In brief
Payments for children

Chancellor of the Exchequer, Gordon Brown, announced in this year's Budget that the children's additions to means-tested tax credits and benefits would be increased by £4.35 per child per week from June and October respectively. As CPAG had called for a £5.00 increase in October, followed by a further £5.00 in April 2001, this was a welcome step in the right direction. It would, of course, be too bold to claim that the Chancellor's decision was a response to our press statements, but the fact that such increases are debated as realistic possibilities represents a very real change in the policy climate.

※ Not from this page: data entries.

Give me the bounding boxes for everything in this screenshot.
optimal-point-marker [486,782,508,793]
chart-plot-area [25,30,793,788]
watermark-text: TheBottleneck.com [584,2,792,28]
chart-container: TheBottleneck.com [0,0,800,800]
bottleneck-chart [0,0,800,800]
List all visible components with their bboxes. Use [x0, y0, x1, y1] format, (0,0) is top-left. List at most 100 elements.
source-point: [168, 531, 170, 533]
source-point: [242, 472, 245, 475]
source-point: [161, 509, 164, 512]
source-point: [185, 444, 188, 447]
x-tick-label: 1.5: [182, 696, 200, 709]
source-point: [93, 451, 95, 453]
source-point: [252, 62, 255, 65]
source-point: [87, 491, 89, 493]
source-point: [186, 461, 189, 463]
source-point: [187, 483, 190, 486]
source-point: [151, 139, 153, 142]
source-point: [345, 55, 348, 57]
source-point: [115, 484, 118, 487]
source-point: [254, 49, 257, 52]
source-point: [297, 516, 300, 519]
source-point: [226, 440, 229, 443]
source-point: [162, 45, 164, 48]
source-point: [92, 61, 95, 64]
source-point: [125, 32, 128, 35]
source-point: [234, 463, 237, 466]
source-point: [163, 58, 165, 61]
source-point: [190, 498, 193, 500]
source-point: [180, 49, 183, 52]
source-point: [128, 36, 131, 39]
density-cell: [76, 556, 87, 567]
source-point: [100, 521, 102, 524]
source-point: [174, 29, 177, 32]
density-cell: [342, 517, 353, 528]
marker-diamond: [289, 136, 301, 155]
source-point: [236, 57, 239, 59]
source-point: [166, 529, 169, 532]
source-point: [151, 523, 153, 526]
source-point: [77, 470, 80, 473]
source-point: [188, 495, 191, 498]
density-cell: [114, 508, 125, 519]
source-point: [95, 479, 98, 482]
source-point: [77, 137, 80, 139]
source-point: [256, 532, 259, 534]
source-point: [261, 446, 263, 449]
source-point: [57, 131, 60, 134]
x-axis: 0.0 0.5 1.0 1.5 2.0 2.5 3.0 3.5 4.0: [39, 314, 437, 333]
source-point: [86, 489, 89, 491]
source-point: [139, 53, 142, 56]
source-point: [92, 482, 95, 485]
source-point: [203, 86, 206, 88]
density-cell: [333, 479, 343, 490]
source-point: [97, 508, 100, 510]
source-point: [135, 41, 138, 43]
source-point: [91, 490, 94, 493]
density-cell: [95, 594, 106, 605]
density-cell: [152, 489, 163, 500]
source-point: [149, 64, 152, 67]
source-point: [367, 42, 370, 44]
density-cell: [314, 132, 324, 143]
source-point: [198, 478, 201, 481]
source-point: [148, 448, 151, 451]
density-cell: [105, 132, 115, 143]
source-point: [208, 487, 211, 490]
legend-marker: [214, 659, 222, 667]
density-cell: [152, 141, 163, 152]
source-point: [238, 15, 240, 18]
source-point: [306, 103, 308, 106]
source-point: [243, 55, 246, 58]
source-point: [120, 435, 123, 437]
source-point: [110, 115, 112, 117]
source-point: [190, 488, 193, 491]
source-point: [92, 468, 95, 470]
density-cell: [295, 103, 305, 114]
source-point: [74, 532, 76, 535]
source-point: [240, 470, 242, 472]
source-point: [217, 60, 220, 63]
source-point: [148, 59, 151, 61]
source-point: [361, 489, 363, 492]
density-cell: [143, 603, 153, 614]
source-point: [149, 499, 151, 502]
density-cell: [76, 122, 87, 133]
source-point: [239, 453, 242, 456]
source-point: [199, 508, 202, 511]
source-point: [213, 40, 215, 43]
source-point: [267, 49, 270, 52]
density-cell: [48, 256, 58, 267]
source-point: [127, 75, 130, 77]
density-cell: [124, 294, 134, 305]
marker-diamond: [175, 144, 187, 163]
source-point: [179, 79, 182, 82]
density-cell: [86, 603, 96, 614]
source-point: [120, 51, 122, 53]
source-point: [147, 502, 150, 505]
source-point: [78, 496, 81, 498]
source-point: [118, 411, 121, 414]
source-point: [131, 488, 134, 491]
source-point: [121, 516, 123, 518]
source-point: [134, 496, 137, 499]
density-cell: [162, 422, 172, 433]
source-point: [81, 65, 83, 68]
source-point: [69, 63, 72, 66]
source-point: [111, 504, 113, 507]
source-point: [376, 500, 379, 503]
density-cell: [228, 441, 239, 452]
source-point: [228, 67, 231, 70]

Nevertheless, it remains important that means-tested benefits, including tax credits, should not make all the running in developing a decent system of financial support for families with children. In this respect, it is perhaps worrying that the Chancellor also announced (albeit 'at least') a mere 50p. a week increase in child benefit for the first child, with 30p. for subsequent children, from April 2001. Moreover, it appears that this includes the normal inflation uprating, which is not yet known at the time of writing but which makes the promised increase even more modest.

Child benefit, with its simplicity, its ready portability as circumstances change, its very high take-up and the fact that it does not contribute to the poverty trap, has many advantages over means-tested payments. Recent improvements in its value have been very welcome, but continued vigilance is obviously needed.

Which brings us to the integrated child credit (ICC). From April 2003, the Government proposes to roll up the means-tested children's additions with next April's new children's tax credit to create a combined means-tested credit, payable whether or not parents are in work and regardless of which benefits they receive.

Many issues surround the proposed ICC (see, for example, Jane Millar's article in Poverty 106) – not least the right combined level for child benefit plus ICC and the level of adult income at which the ICC should begin to taper away. CPAG is currently making representations to the Government on these and other matters.

Whatever may be the right level for the ICC, it is apparent both from academic evidence and from the perspective of common sense that existing benefits are far adrift of a decent standard which could lift children clear of poverty and social exclusion. For this reason, progress needs to be maintained now. CPAG is calling for a further £5.00 a week increase in the means-tested children's additions from April 2001, after normal indexation, as well as a £2.00 a week real increase in child benefit.

The emergence of the ICC also provides the opportunity to develop minimum income standards to act as targets for family incomes (see John Veit-Wilson's article in Poverty 105) – as the Government's pledge to end child poverty must surely require.